Как бы девчонки не сбежали без меня…
– Нет, – Санаду мотает головой. – Я лично доставлю тебя на место. Когда освобожусь. А пока, чтобы ничего не учудила и не наболтала лишнего, просто тихо посидишь под моим присмотром.
– Здесь?
Санаду вздёргивает подбородок:
– Тебе чем-то не нравится мой бар?
Вот уж выбрали девчонки местечко для вылазки, так выбрали: из всех таверн немаленького города именно принадлежащую Санаду. В которой он в это время находится. Интересно, кто такой удачливый? Хотелось бы знать, чтобы не попадать в одну команду.
Зато понятно, откуда в меню земная еда: Санаду же у нас гостил.
А теперь внимательно смотрит, ожидая ответа.
Глубоко задумчиво выдаю, загибая пальцы:
– Клиентам покоя не дают – это раз. Пить тоже – это два. От вида некоторых посетителей животы прихватывает. Кухню оценить не удалось, – демонстрирую четыре согнутых пальца. – Даже не знаю, как сказать, чтобы не обидеть.
– Что ж, значит, надо устроить тебе рекламную акцию-ознакомление с ассортиментом заведения и его прелестями.
Поесть на халяву всё что захочу? Да с удовольствием!
Разворачиваюсь к барной стойке и успеваю заметить, как нервно дёргаются губы Санаду.
– Не здесь, – он тянет меня к лестнице на сумрачный второй этаж, который я мысленно окрестила рядами для поцелуев и тёмных делишек.
Даже на ступенях Санаду меня не отпускает, будто ожидает, что я вырвусь и убегу.
После яркого первого этажа на втором темно (свет удивительным образом рассеивается на границе этажей, будто опасается проникать на столики, расположенные между перегородок).
Санаду подводит меня к ближайшему и громко представляет:
– Прошу любить и жаловать: Клеопатра. Она посидит с нами.
– И поем, – напоминаю я, вглядываясь в сумрачные фигуры за уставленном бутылками и мисками столом: что ещё интересного мне этот мир приготовил?
– И поест, – кивает Санаду.
– Кхм, – прокашливается кто-то большой из глубины кабинки. – Санаду, она же рыжая.
Отшатнувшись, Санаду округляет глаза и оглядывает меня в притворном ужасе:
– Надо же, а я и не заметил!
И так это у него забавно получается, что я невольно фыркаю. С трудом сдерживая улыбку, сочувственно отзываюсь:
– Ну, в вашем возрасте проблемы со зрением не удивительны.
– Но-но! – вскидывает палец Санаду. – Дело не в возрасте, ты просто подкралась незаметно!
– Ну, если быть точными, это вы ко мне только что подкрались.
– Сказала девушка, сама пришедшая в мой бар и севшая ко мне спиной, – Санаду тяжко вздыхает. – Вот оно – коварство рыжих! Всё ведь перевернут, всё! И виноватым оставят.
Чувствую, «просто тихо посидеть» не получится: присмотр у Санаду слишком уж активный. Да и я не ромашка, а та ещё розочка – могу в ответ уколоть.
– Попрошу без инсинуаций на тему рыжих! – отзывается второй крупный силуэт. – Нормальные мы. И не кусаемся, в отличие от некоторых.
– Я бы на твоём месте не ручался за всех рыжих, – Санаду указывает на мужчину. – Прошу жаловать и можно даже любить: Саториус. Тоже рыжий.
Мужчина наклоняется вперёд, но цвет его волос и бороды в темноте не рассмотреть, виден лишь силуэт.
– Приветствую юную леди, – он взмахивает широкой ладонью.
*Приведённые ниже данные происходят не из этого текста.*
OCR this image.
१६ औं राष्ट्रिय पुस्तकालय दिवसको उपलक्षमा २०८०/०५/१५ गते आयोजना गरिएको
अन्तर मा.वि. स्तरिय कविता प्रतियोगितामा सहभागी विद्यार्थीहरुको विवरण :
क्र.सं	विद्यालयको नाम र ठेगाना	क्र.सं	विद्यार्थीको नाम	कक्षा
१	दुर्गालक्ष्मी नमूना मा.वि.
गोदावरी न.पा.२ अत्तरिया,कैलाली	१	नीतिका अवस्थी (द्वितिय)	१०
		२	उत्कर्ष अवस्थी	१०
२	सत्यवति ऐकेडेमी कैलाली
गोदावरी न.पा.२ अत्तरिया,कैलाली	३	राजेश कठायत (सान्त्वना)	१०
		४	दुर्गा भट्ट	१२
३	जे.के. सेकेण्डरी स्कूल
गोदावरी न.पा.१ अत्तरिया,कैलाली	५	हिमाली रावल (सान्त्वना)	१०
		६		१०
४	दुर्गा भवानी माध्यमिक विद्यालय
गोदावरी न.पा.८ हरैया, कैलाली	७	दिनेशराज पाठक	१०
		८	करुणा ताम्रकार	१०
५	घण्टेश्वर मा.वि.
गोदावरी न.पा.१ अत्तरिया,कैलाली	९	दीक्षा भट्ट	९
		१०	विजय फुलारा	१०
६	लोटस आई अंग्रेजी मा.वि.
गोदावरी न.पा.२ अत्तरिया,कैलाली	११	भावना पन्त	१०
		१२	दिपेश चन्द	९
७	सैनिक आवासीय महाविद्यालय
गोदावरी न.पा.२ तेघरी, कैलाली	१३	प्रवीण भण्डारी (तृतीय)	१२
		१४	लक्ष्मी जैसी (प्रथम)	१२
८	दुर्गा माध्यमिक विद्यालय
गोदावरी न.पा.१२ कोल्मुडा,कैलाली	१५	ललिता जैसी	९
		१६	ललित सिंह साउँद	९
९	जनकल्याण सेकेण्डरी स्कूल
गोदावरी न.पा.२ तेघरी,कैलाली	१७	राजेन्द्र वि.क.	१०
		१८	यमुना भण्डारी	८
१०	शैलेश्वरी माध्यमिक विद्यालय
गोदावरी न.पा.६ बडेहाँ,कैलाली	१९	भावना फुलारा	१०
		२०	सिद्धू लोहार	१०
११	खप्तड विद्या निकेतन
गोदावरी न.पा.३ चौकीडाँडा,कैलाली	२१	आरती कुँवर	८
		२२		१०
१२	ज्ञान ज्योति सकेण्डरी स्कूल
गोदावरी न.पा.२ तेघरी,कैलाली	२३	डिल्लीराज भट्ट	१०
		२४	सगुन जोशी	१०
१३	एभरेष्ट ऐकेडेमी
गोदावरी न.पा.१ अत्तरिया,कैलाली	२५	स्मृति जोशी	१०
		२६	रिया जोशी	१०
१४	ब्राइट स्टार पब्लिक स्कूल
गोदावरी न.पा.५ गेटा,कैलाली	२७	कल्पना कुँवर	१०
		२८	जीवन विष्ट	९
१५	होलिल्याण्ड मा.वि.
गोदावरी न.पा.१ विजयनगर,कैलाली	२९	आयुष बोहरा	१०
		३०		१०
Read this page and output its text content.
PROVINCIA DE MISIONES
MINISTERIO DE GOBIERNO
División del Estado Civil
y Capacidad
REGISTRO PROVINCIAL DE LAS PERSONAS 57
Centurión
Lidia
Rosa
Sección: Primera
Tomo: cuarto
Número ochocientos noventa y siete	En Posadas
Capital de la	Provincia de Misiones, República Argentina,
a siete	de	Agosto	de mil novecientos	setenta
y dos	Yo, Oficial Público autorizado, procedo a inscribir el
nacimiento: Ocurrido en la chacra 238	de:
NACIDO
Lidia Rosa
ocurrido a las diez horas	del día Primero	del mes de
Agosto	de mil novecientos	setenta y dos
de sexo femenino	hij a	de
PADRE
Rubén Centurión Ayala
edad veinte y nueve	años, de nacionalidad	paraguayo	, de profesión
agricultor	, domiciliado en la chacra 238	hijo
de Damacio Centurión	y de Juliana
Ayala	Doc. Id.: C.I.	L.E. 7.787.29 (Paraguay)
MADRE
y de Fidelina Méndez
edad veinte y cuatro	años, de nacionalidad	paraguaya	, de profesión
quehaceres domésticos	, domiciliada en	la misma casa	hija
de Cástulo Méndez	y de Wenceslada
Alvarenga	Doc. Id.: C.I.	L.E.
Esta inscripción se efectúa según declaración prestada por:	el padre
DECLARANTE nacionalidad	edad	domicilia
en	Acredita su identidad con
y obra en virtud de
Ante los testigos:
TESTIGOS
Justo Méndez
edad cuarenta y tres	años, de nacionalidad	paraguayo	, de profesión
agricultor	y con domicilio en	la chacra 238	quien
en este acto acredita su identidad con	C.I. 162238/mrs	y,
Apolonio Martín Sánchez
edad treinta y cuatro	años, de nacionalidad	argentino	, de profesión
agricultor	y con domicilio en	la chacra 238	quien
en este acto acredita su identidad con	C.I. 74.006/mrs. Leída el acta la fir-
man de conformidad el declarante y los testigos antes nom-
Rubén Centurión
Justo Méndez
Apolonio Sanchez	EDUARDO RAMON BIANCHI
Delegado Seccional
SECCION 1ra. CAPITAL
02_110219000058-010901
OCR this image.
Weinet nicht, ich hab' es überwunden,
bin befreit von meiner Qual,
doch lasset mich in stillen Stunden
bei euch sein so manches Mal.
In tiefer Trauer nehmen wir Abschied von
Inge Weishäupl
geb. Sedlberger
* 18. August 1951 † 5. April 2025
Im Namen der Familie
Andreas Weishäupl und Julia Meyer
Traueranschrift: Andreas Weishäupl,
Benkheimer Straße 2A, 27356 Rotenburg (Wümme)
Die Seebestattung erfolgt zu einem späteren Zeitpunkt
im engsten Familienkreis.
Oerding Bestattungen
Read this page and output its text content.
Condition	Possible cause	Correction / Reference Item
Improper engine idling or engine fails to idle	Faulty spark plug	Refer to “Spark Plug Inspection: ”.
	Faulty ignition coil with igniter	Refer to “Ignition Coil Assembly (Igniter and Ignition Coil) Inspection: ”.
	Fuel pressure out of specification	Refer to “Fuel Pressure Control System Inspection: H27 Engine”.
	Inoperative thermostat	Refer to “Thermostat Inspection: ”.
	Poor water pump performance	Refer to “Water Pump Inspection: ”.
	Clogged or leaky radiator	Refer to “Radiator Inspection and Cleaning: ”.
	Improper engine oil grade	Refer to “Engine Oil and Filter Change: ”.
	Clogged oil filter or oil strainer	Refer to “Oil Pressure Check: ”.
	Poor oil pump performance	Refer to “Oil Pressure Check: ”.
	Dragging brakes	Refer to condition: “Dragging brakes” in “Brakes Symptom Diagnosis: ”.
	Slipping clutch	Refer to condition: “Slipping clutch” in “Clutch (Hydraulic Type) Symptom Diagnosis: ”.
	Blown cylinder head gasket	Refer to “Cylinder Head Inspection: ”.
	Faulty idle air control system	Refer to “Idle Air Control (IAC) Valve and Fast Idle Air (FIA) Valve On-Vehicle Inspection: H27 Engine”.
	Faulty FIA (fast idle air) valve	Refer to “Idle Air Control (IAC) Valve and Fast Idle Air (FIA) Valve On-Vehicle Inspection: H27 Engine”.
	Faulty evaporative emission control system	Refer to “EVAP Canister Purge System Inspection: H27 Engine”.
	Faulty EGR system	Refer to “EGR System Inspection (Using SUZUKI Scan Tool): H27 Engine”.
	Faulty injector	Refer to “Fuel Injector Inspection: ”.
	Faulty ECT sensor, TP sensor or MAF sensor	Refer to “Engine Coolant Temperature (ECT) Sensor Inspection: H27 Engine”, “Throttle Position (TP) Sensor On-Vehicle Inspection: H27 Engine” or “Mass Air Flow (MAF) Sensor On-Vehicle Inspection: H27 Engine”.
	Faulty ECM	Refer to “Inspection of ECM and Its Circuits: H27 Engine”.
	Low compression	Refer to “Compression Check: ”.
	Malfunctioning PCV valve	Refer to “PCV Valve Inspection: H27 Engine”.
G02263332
– И минуты не прошло, а рыжие уже сговариваются, – вздыхает Санаду и указывает на самую массивную фигуру. – Это у нас Дарион. Вот он – нормальный. Ответственный. Правда, эксперт по части заговоров, но у него положительные заговоры*.
– В отличие от рыжих, да? – уточняю я.
– Конечно! – подтверждает Санаду, на что я хмыкаю. – Чистопородный шатен. Как и сосед Саториуса – Баратус. Напротив него скромничает Лавий. Ну а меня ты знаешь, так что можешь садиться.
Шагаю вперёд – и о чудо! Попадаю в свет и могу теперь нормально рассмотреть сидящих за столом мужчин. Два из них – Дарион и Баратус – медведеоборотни, судя по огромным габаритам и слишком большим карим радужкам. Сидят по разные стороны вытянутого стола. Причём соседей по лавке – Баратуса и рыжебородого Саториуса – я уже видела на полигоне: это наставники боевых магов и щитовиков. Желтоглазый волкооборотень Лавий, кажущийся особенно мелким рядом с медведеоборотнем Дарионом, мне не знаком, но на его запястье поблескивает золотом браслет Академии.
Санаду указывает на место рядом с широкоплечим Баратусом, а сам усаживается на своё – возле Лавия. У Санаду единственного не бокал, а металлический кубок. И бутылка возле его тарелки с надкушенной птичьей ножкой в кляре отличается по форме и цвету этикетки от остальных.
Едва устраиваюсь на скамейке, из пелены, отделяющей стол от остального пространства верхнего этажа, выскальзывает официант с подносом. Передо мной выставляют тарелку с гамбургером и картошкой фри, кружку ярко-зелёной пузырящейся жидкости и бокал.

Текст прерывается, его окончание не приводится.